Friday, May 10, 2024

Back to School (1986) * * *

 


Directed by: Alan Metter

Starring:  Rodney Dangerfield, Keith Gordon, Robert Downey, Jr., Burt Young, Sally Kellerman, Paxton Whitehead, William Zabka, Terry Farrell, Adrienne Barbeau, Sam Kinison, M. Emmet Walsh, Ned Beatty

While Back to School doesn't match Easy Money in sheer comic brilliance, it is funny and touching when it needs to be.  It's almost impossible to watch Rodney Dangerfield and not laugh, which I mean of course in the best possible way.  He not only doles out the jokes, but he's a ball of infectious nervous energy with the goofiest facial expressions.  Underneath it all, though, is a man who wants to be loved.  His character, multi-millionaire clothing store chain founder Thornton Melon, is a crude man who has money but doesn't behave well among the rich and snobby.   He is a widower with a gold-digging wife he can't wait to divorce who has been searching for another woman he loved as much as his first bride.  And he dearly loves his son, Jason (Gordon), who unhappily attends Grand Lakes University as an unpopular towel boy who can't make the swim team.  
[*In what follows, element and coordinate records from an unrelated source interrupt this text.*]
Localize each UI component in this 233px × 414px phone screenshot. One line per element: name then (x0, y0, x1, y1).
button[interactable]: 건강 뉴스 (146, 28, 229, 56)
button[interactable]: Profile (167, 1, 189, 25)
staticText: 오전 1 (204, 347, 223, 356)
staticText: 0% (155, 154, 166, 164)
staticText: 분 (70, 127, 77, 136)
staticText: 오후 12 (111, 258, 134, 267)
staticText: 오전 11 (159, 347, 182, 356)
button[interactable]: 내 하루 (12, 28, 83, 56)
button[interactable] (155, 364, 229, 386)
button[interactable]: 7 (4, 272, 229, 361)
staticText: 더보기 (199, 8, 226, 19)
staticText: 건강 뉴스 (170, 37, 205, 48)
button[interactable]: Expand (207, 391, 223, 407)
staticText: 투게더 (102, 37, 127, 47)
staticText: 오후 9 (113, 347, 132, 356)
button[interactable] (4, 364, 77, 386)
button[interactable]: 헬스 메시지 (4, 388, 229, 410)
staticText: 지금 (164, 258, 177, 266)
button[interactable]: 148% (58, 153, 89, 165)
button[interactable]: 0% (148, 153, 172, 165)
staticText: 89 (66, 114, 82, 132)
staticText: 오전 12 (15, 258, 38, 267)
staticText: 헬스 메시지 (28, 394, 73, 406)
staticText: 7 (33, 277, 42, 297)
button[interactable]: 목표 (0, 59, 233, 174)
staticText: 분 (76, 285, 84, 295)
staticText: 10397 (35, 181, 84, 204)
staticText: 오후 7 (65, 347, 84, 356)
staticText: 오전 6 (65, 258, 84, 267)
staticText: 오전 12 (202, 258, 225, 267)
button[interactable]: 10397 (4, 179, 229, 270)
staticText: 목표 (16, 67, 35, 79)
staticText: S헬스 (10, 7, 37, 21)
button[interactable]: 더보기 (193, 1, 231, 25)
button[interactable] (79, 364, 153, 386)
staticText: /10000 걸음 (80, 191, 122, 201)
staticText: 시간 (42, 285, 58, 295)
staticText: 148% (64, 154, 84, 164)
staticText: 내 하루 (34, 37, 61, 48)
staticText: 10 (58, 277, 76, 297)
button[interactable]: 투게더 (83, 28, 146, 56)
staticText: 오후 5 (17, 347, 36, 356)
Thornton feels so badly for Jason that he decides to enroll in the university to support him.   An endowment for a new business school greases the skids for someone who is "fifty years older than our average freshman".   Thornton throws money around, has his son's dorm room remodeled, and even helps Jason make the swim team.  Jason, however, seeks further into despair watching his father become the Big Man on Campus.   Thornton also initiates a romance with his English professor (Kellerman), while making an enemy of his economics professor (Whitehead), who loathes Thornton mostly because he likes Kellerman also. 

Like Easy Money, Back to School is full of good supporting performances, including Burt Young as Thornton's loyal driver Lou, Robert Downey, Jr. in an early role as Jason's rebellious best friend Derek, and Sam Kinison as a history professor who screams at his students (very much like his stand-up act).  There are subplots including Jason's love for a young lady who is dating the prick swim team captain, but they don't subtract from Dangerfield, who can carry subpar material with the sheer force of his humor and personality.